Al instante salió Tórnax acompañado de uno de los dos muchachos y les condujo al establo que había en la parte trasera del edificio de tres plantas. Krahova les siguió llevando los dos caballos. Una vez que el muchacho abrió la puerta, esperó pacientemente a que desensillasen los animales y cogiesen el equipaje.

—No les faltará comida y un buen cepillado —dijo el muchacho.

—Eso espero —respondió Tórnax.

—Gracias muchacho —dijo ella dándole una moneda de plata.

—¡Gracias señora! Los cuidaré bien.

—Un chico de estos ve muchas cosas, es mejor tenerlo como amigo —comentó Krahova sin mirar a Tórnax.

—Sí…, claro. Bien pensado —repuso confundido.

Con todo el equipo volvieron a entrar en la posada y el muchacho que les había acompañado cogió la llave que le dio la posadera y les mostró la habitación que estaba en el piso superior.

Una vez abierta la puerta, les entregó la llave y seis monedas de cobre.

—Quédatelas —dijo Tórnax.

—¡Gracias señor! —exclamó mientras bajaba al salón.

Krahova sonrió por lo bajo, dejó sus cosas encima de una de las dos camas y se dispuso a bajar a cenar. Esperó a Tórnax que fue más cuidadoso que ella con el equipaje y después de cerrar la puerta se encaminaron al comedor. Estaba bastante lleno, pero enseguida vieron una mesa ocupada por un solo cliente que cenaba y hacia allí dirigieron sus pasos.

—Buenas noches —saludó Tórnax mientras se sentaba.

—¿Podemos? —preguntó Krahova.

—Oh, sí, no hay problema. Yo ya estoy acabando y me retiraré pronto —dijo el cliente.

—De acuerdo —se sentó ella—. Me llamo Krahova y vengo de Yíldiz.

—La ciudad minera —comentó el hombre—, debe hacer un frío terrible allí. Bueno, aquí también, ja, ja, ja…

—Veo que no sois de aquí —intentó ser agradable Krahova.

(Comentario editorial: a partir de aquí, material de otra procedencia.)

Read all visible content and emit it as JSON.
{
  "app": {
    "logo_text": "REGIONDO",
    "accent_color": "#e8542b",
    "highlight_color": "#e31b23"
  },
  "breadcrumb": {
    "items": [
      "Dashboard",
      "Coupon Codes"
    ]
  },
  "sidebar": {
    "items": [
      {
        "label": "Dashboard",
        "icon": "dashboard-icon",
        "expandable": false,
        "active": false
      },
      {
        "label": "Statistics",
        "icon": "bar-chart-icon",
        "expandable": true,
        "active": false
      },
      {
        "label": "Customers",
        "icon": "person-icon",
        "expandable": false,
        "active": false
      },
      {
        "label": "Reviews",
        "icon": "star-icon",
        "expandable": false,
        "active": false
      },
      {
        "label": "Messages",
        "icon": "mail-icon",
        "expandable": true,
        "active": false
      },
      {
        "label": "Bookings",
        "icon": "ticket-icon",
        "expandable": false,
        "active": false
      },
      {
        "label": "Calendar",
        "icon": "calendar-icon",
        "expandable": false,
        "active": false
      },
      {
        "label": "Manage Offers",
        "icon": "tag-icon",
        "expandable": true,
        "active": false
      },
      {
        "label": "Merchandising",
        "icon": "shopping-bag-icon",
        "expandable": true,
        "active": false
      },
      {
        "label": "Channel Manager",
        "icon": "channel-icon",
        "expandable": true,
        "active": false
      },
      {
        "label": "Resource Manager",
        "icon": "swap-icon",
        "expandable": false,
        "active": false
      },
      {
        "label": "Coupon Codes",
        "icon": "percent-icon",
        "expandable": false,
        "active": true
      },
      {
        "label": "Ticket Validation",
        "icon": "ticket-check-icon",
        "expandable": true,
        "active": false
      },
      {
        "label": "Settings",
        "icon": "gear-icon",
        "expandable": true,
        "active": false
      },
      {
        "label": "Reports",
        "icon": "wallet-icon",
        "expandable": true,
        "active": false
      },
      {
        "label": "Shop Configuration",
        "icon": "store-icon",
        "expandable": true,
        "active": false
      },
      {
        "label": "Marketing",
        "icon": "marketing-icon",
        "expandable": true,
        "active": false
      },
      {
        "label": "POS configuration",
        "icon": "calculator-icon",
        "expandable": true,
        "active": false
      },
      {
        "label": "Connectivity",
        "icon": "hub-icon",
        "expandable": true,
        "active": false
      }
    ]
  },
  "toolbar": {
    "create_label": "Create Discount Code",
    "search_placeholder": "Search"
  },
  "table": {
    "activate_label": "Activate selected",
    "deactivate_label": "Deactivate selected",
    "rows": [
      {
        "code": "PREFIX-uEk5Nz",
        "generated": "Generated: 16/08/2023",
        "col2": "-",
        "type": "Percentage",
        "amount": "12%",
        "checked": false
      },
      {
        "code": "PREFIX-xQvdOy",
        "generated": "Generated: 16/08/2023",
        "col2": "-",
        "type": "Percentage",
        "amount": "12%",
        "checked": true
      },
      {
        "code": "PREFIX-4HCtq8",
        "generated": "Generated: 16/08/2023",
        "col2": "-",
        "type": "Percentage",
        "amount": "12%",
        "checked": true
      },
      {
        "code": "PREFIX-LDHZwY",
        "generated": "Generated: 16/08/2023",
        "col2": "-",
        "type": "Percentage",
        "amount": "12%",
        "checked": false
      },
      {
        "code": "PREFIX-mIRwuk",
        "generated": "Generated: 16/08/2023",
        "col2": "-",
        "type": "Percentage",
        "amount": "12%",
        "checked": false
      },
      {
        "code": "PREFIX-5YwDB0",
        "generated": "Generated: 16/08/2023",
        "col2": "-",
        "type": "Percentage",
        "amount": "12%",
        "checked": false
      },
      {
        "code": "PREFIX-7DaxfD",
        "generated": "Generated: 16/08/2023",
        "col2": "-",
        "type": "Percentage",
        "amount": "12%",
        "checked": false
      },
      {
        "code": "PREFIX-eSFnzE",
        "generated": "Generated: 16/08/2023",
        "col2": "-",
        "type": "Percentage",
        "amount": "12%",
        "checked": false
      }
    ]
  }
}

—No. Me llamo Stan y vengo de Dapur. He llegado hoy.

—Vaya, la ciudad de la abundancia —comentó la chica.

—¡Cena! —gritó Tórnax agarrando del brazo a una de las muchachas.

—Enseguida señor —respondió ella zafándose de la mano de Tórnax.

—¿Y vos? —preguntó Stan mirando a Tórnax.

—¿Yo?… De aquí —mintió sin convicción.